With the rising demand for lower carbon energy technologies to combat global warming, the market for solar photovoltaics (PVs) has grown significantly. Inevitably, the amount of solar PV waste will increase as panels are reaching their performance end-of-life (EoL), posing major challenges in waste management, critical metal availability, and toxic material leakage. To implement the cradle-to-cradle (C2C) philosophy in this industry, several PV recycling solutions have emerged to prevent these issues from hindering the expansion of renewable energy technologies. The Full Recovery End of Life Photovoltaic (FRELP) recycling process aims at recovering not only bulk materials such as aluminium, glass, and copper but also silver and silicon. In this study, a life cycle assessment (LCA) in this work seeks to compare the net environmental impacts (including carbon savings) of monocrystalline silicon panels (mono-Si) with virgin-grade materials compared to panels with a percentage of recycled material using the FRELP process. Additionally, a qualitative evaluation of recycling c-Si solar panels addresses the feasibility of implementation, regarding cost of material recovery, impact on human and environmental health, regulatory adjustments, and technical performance focusing on power conversion efficiency (PCE).

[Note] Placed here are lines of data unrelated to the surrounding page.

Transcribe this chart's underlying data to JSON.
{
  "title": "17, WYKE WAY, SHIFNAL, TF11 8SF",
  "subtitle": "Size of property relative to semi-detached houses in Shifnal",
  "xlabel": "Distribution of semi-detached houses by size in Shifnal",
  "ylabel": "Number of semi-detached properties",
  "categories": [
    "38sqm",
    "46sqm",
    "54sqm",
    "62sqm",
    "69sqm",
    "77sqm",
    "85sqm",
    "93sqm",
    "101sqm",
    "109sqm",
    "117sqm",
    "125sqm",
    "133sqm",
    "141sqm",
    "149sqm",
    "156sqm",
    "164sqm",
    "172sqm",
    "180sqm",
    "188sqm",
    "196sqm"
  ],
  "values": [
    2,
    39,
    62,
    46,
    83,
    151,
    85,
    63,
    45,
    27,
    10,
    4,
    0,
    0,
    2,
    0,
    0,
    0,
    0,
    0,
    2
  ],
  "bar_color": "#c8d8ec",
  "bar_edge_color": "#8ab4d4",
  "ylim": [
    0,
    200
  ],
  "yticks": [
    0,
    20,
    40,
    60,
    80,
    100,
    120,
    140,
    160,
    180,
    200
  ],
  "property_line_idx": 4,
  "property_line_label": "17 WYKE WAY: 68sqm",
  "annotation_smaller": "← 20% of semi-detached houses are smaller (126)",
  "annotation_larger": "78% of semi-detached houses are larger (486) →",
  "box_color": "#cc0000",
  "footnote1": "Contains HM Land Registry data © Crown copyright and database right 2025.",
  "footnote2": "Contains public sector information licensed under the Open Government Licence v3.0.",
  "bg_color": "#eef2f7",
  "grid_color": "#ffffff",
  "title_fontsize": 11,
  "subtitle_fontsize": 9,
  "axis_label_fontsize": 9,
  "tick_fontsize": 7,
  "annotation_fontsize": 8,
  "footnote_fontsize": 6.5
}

Results show that recycling these components in mono-Si PV modules can provide environmental benefits across multiple impact categories. Human carcinogenic toxicity, ecotoxicity, and mineral resource scarcity can be reduced significantly with the implementation of material recovery. However, it is highly dependent on several factors including the panel lifetime, PCE, and degradation rate of the recycled panel. From a holistic perspective, results show that for feasible implementation, the cost of recycling solar must be lowered with adequate subsidies and EoL strategies mandated by regulations.